I think this is in the same neighborhood as previously mentioned remarks by David Wallace here.

So, it’s probably time for me to give up on (2). As far as point (1), I still think, however, that (i) we need a better definition of “counterfeit” people or that ends up just meaning anything we get fooled by on the internet – and nothing new or even really AI; because (ii) it seems to me the real question is whether (a) there’s about to be an explosion of new grifting on the internet and (b) whether that will primarily be caused by counterfeit people.
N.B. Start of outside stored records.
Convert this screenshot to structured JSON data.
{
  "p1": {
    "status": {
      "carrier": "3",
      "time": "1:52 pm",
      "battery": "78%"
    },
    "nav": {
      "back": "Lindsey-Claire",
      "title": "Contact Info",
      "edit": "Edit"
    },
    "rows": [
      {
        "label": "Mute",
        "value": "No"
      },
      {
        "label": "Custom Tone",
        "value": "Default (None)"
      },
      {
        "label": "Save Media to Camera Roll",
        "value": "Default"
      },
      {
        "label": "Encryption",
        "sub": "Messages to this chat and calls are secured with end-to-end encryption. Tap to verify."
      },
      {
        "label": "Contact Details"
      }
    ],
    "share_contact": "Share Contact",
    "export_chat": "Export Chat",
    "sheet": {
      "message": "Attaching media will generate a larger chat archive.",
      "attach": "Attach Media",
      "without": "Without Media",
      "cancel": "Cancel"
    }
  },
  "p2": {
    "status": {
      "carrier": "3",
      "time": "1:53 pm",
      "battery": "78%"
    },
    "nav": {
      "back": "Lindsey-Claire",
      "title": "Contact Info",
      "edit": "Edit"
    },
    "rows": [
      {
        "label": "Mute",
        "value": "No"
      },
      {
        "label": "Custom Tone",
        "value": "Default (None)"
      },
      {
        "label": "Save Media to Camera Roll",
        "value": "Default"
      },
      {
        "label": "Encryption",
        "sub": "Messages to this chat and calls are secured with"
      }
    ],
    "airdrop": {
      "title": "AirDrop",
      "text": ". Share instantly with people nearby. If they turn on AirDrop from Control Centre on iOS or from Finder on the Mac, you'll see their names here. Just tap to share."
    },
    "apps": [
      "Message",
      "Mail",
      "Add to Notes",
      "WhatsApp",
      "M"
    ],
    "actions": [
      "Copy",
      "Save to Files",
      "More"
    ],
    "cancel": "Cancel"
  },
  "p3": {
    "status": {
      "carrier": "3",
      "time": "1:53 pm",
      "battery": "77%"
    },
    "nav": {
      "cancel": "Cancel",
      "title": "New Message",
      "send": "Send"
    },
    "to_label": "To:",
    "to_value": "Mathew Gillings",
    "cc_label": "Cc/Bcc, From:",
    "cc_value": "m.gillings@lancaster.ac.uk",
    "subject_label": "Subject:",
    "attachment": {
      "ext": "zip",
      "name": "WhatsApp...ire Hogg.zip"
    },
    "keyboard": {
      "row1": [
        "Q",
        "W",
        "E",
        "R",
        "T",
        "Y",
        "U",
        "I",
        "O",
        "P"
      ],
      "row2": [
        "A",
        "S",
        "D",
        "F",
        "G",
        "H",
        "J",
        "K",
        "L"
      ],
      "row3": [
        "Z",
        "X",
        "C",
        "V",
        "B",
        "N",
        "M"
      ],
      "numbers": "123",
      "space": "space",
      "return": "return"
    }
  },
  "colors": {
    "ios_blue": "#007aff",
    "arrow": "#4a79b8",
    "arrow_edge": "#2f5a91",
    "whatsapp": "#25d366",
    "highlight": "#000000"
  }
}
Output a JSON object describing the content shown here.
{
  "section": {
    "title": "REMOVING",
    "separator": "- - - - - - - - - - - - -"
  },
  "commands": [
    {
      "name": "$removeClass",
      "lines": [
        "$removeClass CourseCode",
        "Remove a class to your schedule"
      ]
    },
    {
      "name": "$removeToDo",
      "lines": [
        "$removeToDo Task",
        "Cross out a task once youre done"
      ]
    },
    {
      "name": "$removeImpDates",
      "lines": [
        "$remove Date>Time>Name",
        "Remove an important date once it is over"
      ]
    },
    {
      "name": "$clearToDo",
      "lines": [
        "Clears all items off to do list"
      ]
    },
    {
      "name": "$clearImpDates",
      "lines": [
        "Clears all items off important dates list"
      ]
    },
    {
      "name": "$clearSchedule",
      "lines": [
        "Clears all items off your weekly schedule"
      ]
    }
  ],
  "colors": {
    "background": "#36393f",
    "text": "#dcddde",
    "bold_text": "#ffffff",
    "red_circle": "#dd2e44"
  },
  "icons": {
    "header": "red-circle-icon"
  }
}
Whatever we think about (a), I still think we don’t have a lot of evidence of (b).

But I will end with two even more weedy remarks – the first will only make sense if you are familiar with evolutionary epistemology and the second will only make sense if you read “Language Evolution and Direct vs Indirect Symbol Grounding” per Dennett’s recommendation above.

(1.) I don’t agree with Dennett’s remark that AIs or other(?) counterfeit people are “memes that can evolve independently of any human control.” In fact, I don’t think there are such things as memes that literally evolve since I think Dawkin’s meme theory is so ill-defined that it’s “not even wrong” – and evolutionary epistemology in general is a dead end because epistemology is normative and evolutionary theory is descriptive. Most importantly, there is no DNA-equivalent when it comes to ideas. “Memes” are worse than “paradigms” in their failure to ever pick out any specific thing, much less encode that thing in some relatively permanent way amenable to natural selection. But that’s a topic for another day. And Dennett may well have meant to use “meme” in some looser (popular) sense, or might have robust response to these criticisms.

(2.) I don’t think a project to distinguish direct from indirect symbol grounding (Harnad) can possibly work. Why? For the same kinds of Quinean reasons that the analytic/synthetic distinction is always just a matter of degree and, maybe better, for the same reasons causal theories of reference don’t work.

Thanks so much to Abbas and, of course, thanks to Daniel Dennett. What a privilege.

Sorry to all for whom this is just so much inside baseball. Next month back to more sociopolitical concerns with a new column on “The Death of Standing.”